According to a news release from the EPA, the draft identifies strategic objectives and actions needed to create “a stronger, more resilient U.S. municipal solid waste recycling system.”
“Over the last two years, we’ve heard from our partners about the challenges facing our nation’s recycling system, and in particular for municipal solid waste recycling,” says EPA Administrator Andrew Wheeler. “Our strategy aims to move recycling in America forward by identifying actions that all of us—governments, nonprofits, private industry and the public—can take together.”
The EPA says its National Recycling Strategy draft was developed as part of its continued leadership in addressing the challenges facing the U.S. recycling system and builds on the EPA’s 2019 National Framework for Advancing the U.S. Recycling System. EPA says its strategy organizes high-level actions around three objectives to improve the U.S. recycling system, including:
- reducing contamination;
- increasing processing efficiency; and
- improving end markets.
EPA has shared its National Recycling Strategy draft for public comment through Dec. 4, with the goal of finalizing it in early 2021.
The Institute of Scrap Recycling Industries (ISRI), Washington, has announced that it has submitted comments to the EPA regarding this draft. In its comments, ISRI focuses on ensuring the goals and metrics developed by the EPA are clear and consistent with the current structure of the recycling industry so that recyclers may achieve economic development and job creation through enhanced manufacturer demand for recycled materials that come from a strengthened recycling system.
According to a news release from ISRI, the association is encouraging the EPA to incorporate systemwide recycling measures to assess recycling performance in its National Recycling Strategy draft. ISRI says the most effective measurement for the recycling system’s resiliency is gauging whether materials successfully pass through recycling and are consumed by manufacturers.
ISRI also has encouraged the EPA to focus its National Recycling Strategy on reducing contamination in the recycling stream. ISRI says it believes an EPA-directed, nationwide education and awareness campaign would be the “most effective means” to improving consumer understanding of the steps that need to be taken to enhance recycling and reduce contamination.

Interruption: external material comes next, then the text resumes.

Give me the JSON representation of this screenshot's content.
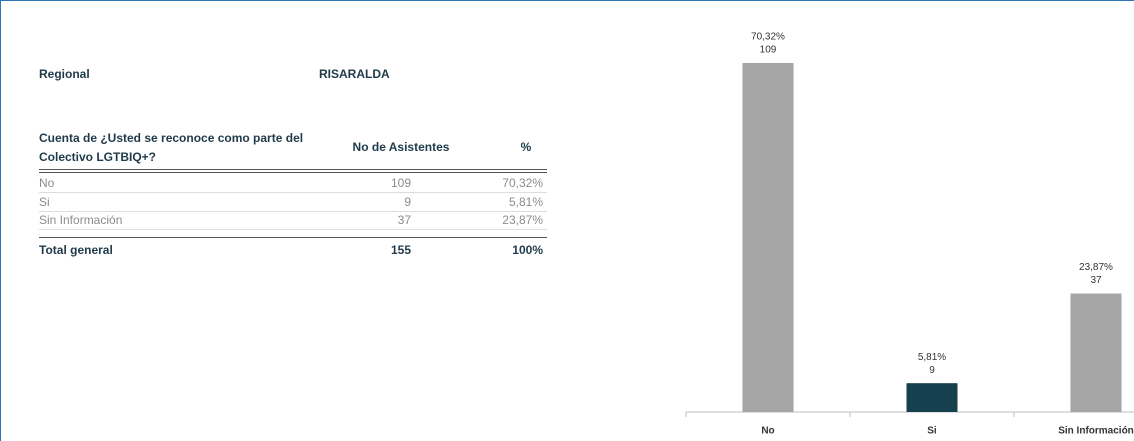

Additionally, ISRI has advised the EPA to include details on increasing material processing efficiency. ISRI says processing efficiency will improve through the amount of material that successfully passes through operations, correlating with a decline in materials sent to landfill.
Regarding end markets, ISRI tells the EPA that “recycled content … is the strongest for monitoring changes in market demand for recycled materials through changes in the amount of recycled materials that are incorporated into new products.”